Author contributions: SR collected the data, which was formatted/curated by ECW. RDM, SR and MWC conceptualized the analysis approach. RDM conducted the data analyses, with input from ECW and SR. RDM and SR wrote the manuscript, with feedback provided by ECW and MWC.
Declaration of Competing Interest
The authors declare that they have no known competing financial interests or personal relationships that could have appeared to influence the work reported in this paper.
Acknowledgements
This research was supported by a National Institute on Drug Abuse grant (R03DA044496) to Suchismita Ray, a National Institute of Mental Health grant (R01MH109520) and a National Institute on Aging grant (R01AG055556) to Michael W. Cole.
Footnotes
Source: Centers for Disease Control and Prevention (CDC), National Center for Health Statistics. Multiple Causes of Death 1999–2018, on CDC WONDER Online Database, released January 2020.
Note that of the POUD-related studies cited in this paragraph, only the Upadhyay et al (2010) study examined POUD users that were free from chronic pain. This avoided confounding the influence of long-term opioid addiction on the brain with the influence of chronic pain, which is a potential issue with the other studies cited here.

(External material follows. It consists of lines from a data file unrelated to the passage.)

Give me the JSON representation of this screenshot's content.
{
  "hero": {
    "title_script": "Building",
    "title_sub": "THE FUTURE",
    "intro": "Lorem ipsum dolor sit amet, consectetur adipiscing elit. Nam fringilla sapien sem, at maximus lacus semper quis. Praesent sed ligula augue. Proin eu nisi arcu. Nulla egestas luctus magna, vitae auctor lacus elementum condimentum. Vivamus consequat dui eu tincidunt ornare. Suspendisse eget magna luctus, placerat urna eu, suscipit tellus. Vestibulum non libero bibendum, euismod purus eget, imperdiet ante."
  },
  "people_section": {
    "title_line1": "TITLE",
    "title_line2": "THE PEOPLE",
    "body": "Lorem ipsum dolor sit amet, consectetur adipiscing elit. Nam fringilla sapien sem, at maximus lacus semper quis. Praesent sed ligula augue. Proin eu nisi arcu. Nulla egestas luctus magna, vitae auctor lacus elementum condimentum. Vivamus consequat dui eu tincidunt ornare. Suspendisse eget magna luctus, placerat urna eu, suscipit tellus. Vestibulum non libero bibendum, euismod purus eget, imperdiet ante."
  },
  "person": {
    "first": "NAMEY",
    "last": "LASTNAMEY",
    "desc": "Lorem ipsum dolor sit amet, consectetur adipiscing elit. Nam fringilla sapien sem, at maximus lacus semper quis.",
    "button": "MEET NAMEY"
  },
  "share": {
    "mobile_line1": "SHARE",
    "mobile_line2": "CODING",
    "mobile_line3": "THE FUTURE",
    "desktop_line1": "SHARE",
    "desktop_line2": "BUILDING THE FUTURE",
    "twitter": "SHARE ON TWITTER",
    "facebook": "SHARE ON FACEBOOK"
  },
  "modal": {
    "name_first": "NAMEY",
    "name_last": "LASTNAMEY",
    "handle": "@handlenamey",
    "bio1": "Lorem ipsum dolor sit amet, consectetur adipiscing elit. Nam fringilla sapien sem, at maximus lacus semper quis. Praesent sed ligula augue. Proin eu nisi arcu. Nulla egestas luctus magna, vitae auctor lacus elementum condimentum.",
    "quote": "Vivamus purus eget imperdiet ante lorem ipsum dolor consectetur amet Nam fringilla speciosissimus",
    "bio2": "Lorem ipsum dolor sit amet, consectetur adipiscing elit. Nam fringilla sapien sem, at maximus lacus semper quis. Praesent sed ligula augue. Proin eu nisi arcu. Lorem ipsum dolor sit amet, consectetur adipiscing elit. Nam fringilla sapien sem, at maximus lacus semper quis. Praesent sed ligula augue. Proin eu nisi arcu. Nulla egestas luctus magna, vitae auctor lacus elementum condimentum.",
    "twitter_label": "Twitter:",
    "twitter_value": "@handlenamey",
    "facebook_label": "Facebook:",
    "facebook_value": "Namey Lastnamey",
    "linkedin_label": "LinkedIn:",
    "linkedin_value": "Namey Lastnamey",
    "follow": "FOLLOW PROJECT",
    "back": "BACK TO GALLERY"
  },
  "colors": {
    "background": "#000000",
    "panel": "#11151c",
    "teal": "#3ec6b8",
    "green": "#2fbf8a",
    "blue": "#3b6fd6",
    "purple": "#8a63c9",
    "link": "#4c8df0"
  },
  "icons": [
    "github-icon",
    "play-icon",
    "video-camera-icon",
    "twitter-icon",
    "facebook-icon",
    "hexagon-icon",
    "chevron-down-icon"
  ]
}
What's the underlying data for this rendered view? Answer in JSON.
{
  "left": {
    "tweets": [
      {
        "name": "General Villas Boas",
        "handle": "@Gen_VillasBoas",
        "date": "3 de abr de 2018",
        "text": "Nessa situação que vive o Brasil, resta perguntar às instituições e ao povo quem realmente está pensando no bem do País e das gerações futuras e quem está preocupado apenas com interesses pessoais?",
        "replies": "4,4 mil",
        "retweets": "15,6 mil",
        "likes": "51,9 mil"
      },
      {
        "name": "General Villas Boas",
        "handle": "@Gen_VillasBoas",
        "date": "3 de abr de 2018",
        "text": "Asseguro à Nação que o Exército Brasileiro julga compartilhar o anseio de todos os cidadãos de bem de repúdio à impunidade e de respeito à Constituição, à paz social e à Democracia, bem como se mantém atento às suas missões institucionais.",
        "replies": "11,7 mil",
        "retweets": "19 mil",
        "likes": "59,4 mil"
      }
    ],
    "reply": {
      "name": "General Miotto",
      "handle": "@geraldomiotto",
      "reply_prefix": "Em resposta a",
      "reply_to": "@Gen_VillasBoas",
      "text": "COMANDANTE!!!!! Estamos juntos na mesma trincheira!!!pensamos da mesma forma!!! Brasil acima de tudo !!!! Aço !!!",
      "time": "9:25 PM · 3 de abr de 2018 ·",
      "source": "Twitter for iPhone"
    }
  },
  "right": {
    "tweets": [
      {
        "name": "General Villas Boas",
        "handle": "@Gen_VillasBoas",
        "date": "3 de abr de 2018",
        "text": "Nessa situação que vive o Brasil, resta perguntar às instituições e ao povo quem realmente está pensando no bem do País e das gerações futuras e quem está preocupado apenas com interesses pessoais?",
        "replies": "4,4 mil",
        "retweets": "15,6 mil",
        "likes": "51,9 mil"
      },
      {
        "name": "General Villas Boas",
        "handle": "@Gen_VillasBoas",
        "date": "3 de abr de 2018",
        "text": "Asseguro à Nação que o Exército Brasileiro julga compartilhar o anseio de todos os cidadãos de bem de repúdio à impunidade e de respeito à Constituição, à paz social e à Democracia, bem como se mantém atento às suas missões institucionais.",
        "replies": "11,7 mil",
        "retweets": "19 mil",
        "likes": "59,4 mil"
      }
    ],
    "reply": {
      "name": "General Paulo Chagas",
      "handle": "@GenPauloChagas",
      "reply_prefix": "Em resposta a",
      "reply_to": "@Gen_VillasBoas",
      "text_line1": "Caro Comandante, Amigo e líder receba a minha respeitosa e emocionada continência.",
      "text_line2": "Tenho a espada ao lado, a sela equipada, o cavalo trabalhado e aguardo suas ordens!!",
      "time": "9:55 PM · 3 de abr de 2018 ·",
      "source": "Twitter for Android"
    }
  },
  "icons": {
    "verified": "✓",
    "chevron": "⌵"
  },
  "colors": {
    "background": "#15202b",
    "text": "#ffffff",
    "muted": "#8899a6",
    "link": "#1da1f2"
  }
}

Note that this analysis was motivated by the result of the Fisher exact test contrasting sex proportions across the two groups, summarized in Table 1. Whereas the Fisher result in the full sample (used for these univariate analyses) yielded a p value of 0.112, Fisher tests contrasting gender in the balanced sample used for the ML classification analyses (21 POUD, 21 Control) and the balanced sample used for the ML behavioral modeling analyses (19 POUD, 19 Control) were both clearly non-significant (p=.326 and p=.495 respectively). Hence, analyses controlling for sex were conducted in the univariate sample but not for either of the multivariate classification/behavioral modeling subsamples.
Note that all significant classification accuracies depicted in Fig. 2 (sMRI only, restFC only and combined models) survived familywise error correction across the 4 feature set models (via Holm-Bonferroni, corrected alpha=0.05).
Note that all significant behavioral prediction accuracies depicted in Fig. 3 (restFC only and combined models) survived familywise error correction across the 4 feature set models (via Holm-Bonferroni, corrected alpha=0.05).